Monday, January 6, 2014

New Real Estate Tax Laws 2014


While most of the nation was ringing in 2014 as the Swarovski crystal ball dropped in Times Square, the American government was busy eliminating a raft of tax breaks as part of their usual year-end house cleaning. While this doesn’t come as much of a surprise, the vanishing act of these tax breaks typically goes unnoticed until the last minute, sparking a lobbying craze across Washington.

"It's a hit on people who are meant to be helped," Kevin Stein, associate director of the California Reinvestment Coalition, told The Los Angeles Times. "It is a big deal and it would be very unfortunate if, due to Congress' inability to act, people will suffer."

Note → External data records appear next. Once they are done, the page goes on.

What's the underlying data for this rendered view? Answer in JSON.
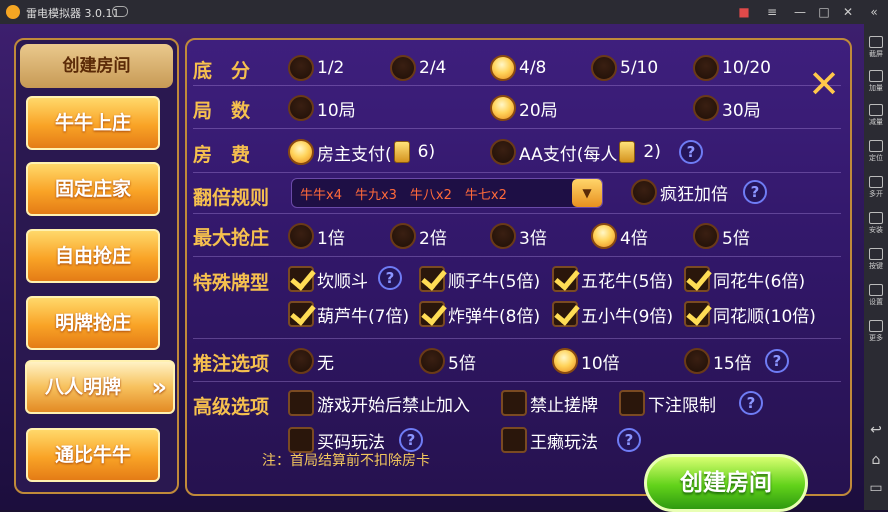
{
  "window": {
    "title": "雷电模拟器 3.0.11"
  },
  "right_sidebar": {
    "items": [
      "截屏",
      "加量",
      "减量",
      "定位",
      "多开",
      "安装",
      "按键",
      "设置",
      "更多"
    ]
  },
  "left_panel": {
    "title": "创建房间",
    "modes": [
      "牛牛上庄",
      "固定庄家",
      "自由抢庄",
      "明牌抢庄",
      "八人明牌",
      "通比牛牛"
    ],
    "active_mode": "八人明牌",
    "active_arrow": "»"
  },
  "close_glyph": "✕",
  "settings": {
    "base_score": {
      "label": "底　分",
      "options": [
        "1/2",
        "2/4",
        "4/8",
        "5/10",
        "10/20"
      ],
      "selected": "4/8"
    },
    "rounds": {
      "label": "局　数",
      "options": [
        "10局",
        "20局",
        "30局"
      ],
      "selected": "20局"
    },
    "room_fee": {
      "label": "房　费",
      "owner_pay": "房主支付(",
      "owner_cost": "6)",
      "aa_pay": "AA支付(每人",
      "aa_cost": "2)",
      "selected": "房主支付"
    },
    "double_rule": {
      "label": "翻倍规则",
      "dropdown_value": "牛牛x4　牛九x3　牛八x2　牛七x2",
      "dropdown_arrow": "▼",
      "crazy_label": "疯狂加倍"
    },
    "max_grab": {
      "label": "最大抢庄",
      "options": [
        "1倍",
        "2倍",
        "3倍",
        "4倍",
        "5倍"
      ],
      "selected": "4倍"
    },
    "special": {
      "label": "特殊牌型",
      "row1": [
        "坎顺斗",
        "顺子牛(5倍)",
        "五花牛(5倍)",
        "同花牛(6倍)"
      ],
      "row2": [
        "葫芦牛(7倍)",
        "炸弹牛(8倍)",
        "五小牛(9倍)",
        "同花顺(10倍)"
      ]
    },
    "bet": {
      "label": "推注选项",
      "options": [
        "无",
        "5倍",
        "10倍",
        "15倍"
      ],
      "selected": "10倍"
    },
    "advanced": {
      "label": "高级选项",
      "row1": [
        "游戏开始后禁止加入",
        "禁止搓牌",
        "下注限制"
      ],
      "row2": [
        "买码玩法",
        "王癞玩法"
      ]
    },
    "help_glyph": "?"
  },
  "footer": {
    "note": "注：首局结算前不扣除房卡",
    "create_button": "创建房间"
  },
  "colors": {
    "label": "#f6c04e",
    "accent_orange": "#f9a326",
    "create_green": "#62d21a"
  }
}
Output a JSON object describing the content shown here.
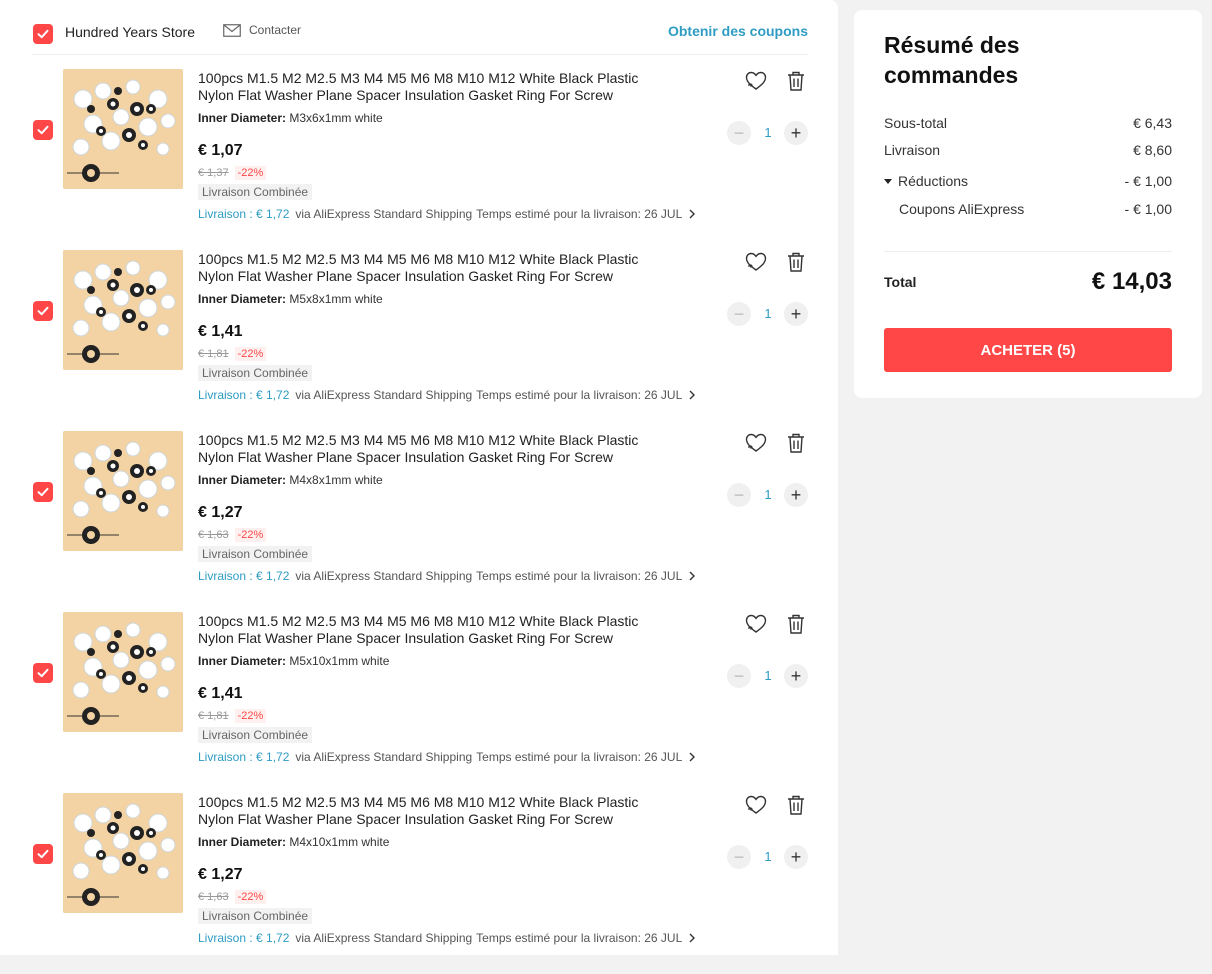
{
  "store": {
    "name": "Hundred Years Store",
    "contact_label": "Contacter",
    "coupons_label": "Obtenir des coupons"
  },
  "items": [
    {
      "title_line1": "100pcs M1.5 M2 M2.5 M3 M4 M5 M6 M8 M10 M12 White Black Plastic",
      "title_line2": "Nylon Flat Washer Plane Spacer Insulation Gasket Ring For Screw",
      "variant_label": "Inner Diameter:",
      "variant_value": "M3x6x1mm white",
      "price": "€ 1,07",
      "old_price": "€ 1,37",
      "discount": "-22%",
      "combined": "Livraison Combinée",
      "shipping_cost": "Livraison : € 1,72",
      "shipping_method": "via AliExpress Standard Shipping",
      "delivery_estimate": "Temps estimé pour la livraison: 26 JUL",
      "quantity": "1"
    },
    {
      "title_line1": "100pcs M1.5 M2 M2.5 M3 M4 M5 M6 M8 M10 M12 White Black Plastic",
      "title_line2": "Nylon Flat Washer Plane Spacer Insulation Gasket Ring For Screw",
      "variant_label": "Inner Diameter:",
      "variant_value": "M5x8x1mm white",
      "price": "€ 1,41",
      "old_price": "€ 1,81",
      "discount": "-22%",
      "combined": "Livraison Combinée",
      "shipping_cost": "Livraison : € 1,72",
      "shipping_method": "via AliExpress Standard Shipping",
      "delivery_estimate": "Temps estimé pour la livraison: 26 JUL",
      "quantity": "1"
    },
    {
      "title_line1": "100pcs M1.5 M2 M2.5 M3 M4 M5 M6 M8 M10 M12 White Black Plastic",
      "title_line2": "Nylon Flat Washer Plane Spacer Insulation Gasket Ring For Screw",
      "variant_label": "Inner Diameter:",
      "variant_value": "M4x8x1mm white",
      "price": "€ 1,27",
      "old_price": "€ 1,63",
      "discount": "-22%",
      "combined": "Livraison Combinée",
      "shipping_cost": "Livraison : € 1,72",
      "shipping_method": "via AliExpress Standard Shipping",
      "delivery_estimate": "Temps estimé pour la livraison: 26 JUL",
      "quantity": "1"
    },
    {
      "title_line1": "100pcs M1.5 M2 M2.5 M3 M4 M5 M6 M8 M10 M12 White Black Plastic",
      "title_line2": "Nylon Flat Washer Plane Spacer Insulation Gasket Ring For Screw",
      "variant_label": "Inner Diameter:",
      "variant_value": "M5x10x1mm white",
      "price": "€ 1,41",
      "old_price": "€ 1,81",
      "discount": "-22%",
      "combined": "Livraison Combinée",
      "shipping_cost": "Livraison : € 1,72",
      "shipping_method": "via AliExpress Standard Shipping",
      "delivery_estimate": "Temps estimé pour la livraison: 26 JUL",
      "quantity": "1"
    },
    {
      "title_line1": "100pcs M1.5 M2 M2.5 M3 M4 M5 M6 M8 M10 M12 White Black Plastic",
      "title_line2": "Nylon Flat Washer Plane Spacer Insulation Gasket Ring For Screw",
      "variant_label": "Inner Diameter:",
      "variant_value": "M4x10x1mm white",
      "price": "€ 1,27",
      "old_price": "€ 1,63",
      "discount": "-22%",
      "combined": "Livraison Combinée",
      "shipping_cost": "Livraison : € 1,72",
      "shipping_method": "via AliExpress Standard Shipping",
      "delivery_estimate": "Temps estimé pour la livraison: 26 JUL",
      "quantity": "1"
    }
  ],
  "summary": {
    "title": "Résumé des commandes",
    "subtotal_label": "Sous-total",
    "subtotal_value": "€ 6,43",
    "shipping_label": "Livraison",
    "shipping_value": "€ 8,60",
    "reductions_label": "Réductions",
    "reductions_value": "- € 1,00",
    "coupons_label": "Coupons AliExpress",
    "coupons_value": "- € 1,00",
    "total_label": "Total",
    "total_value": "€ 14,03",
    "buy_label": "ACHETER (5)"
  },
  "colors": {
    "accent": "#ff4747",
    "link": "#2e9cc3",
    "thumbnail_bg": "#f3d3a3"
  },
  "icons": [
    "check-icon",
    "mail-icon",
    "heart-icon",
    "trash-icon",
    "minus-icon",
    "plus-icon",
    "chevron-right-icon",
    "caret-down-icon"
  ]
}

Private mortgage insurance (PMI) premiums have affected a large number of borrowers. As one of the so-called “temporary” tax breaks created during the onset of the financial crisis, being able to deduct that insurance premium saves an individual (on average) around 25 percent off their federal income tax return. Those who engage in a short sale could see themselves having to pay thousands of dollars in additional fees now that this break is gone.

“If this tax break is not reinstated, it could condemn those consumers to a permanent class of renters, but it will weigh in on a still fragile housing recovery for many markets. Basically, those which need our help the most will be the most impacted,” said John H.P. Hudson, VP of regulatory affairs for Texas-based Premier Nationwide Lending.

A short sale is clearly a more favorable option than a foreclosure and with millions of individuals still underwater as a result of their mortgages, slamming folks with additional taxation and fees seems absurd. We’re only just starting to gain ground on the economic and housing crisis, so what possible reason could the government have for letting this tax break expire? Forty-two Attorneys General from across the United States sent letters to Congress asking that the tax break be extended, however; their pleas apparently fell upon deaf ears.

“These tax breaks affect the people that need it the most in this country, the lower- and middle-class Americans. Not helping where it is needed will only force more people into foreclosure and bankruptcy and will once again cause a downturn in the economy,” said Joseph Romano, CPA with New York City-based Presti & Naegele. “They hit Chase with billions in fines, why don’t they take all that money and help taxpayers out with tax breaks?”

There’s pending legislation in the House and Senate currently, there’s no guaranty that the tax break could be extended. The pending legislation would see the break extended into 2015.

“The unfortunate side effect of the federal government having addressed the recent housing debacle in a piecemeal fashion is that critical aspects of the policy toolbox can slip through the cracks. Without a retroactive extension of the debt forgiveness provision, much of the homeowner relief program will be in shambles. What homeowner, with a mortgage underwater, will seek principal forgiveness if it triggers an enormous tax liability?” said Rick Lazio, former U.S. Representative from New York, and current leader of law firm Jones Walker’s affordable housing and housing finance practice. “There may be a reasonable debate as to whether more relief is needed, but it defies common sense to have the federal government push lenders to write down debt owed by homeowners who have no ability to repay and on the other hand ignore the most important provision standing in the way of homeowners taking advantage of that help.”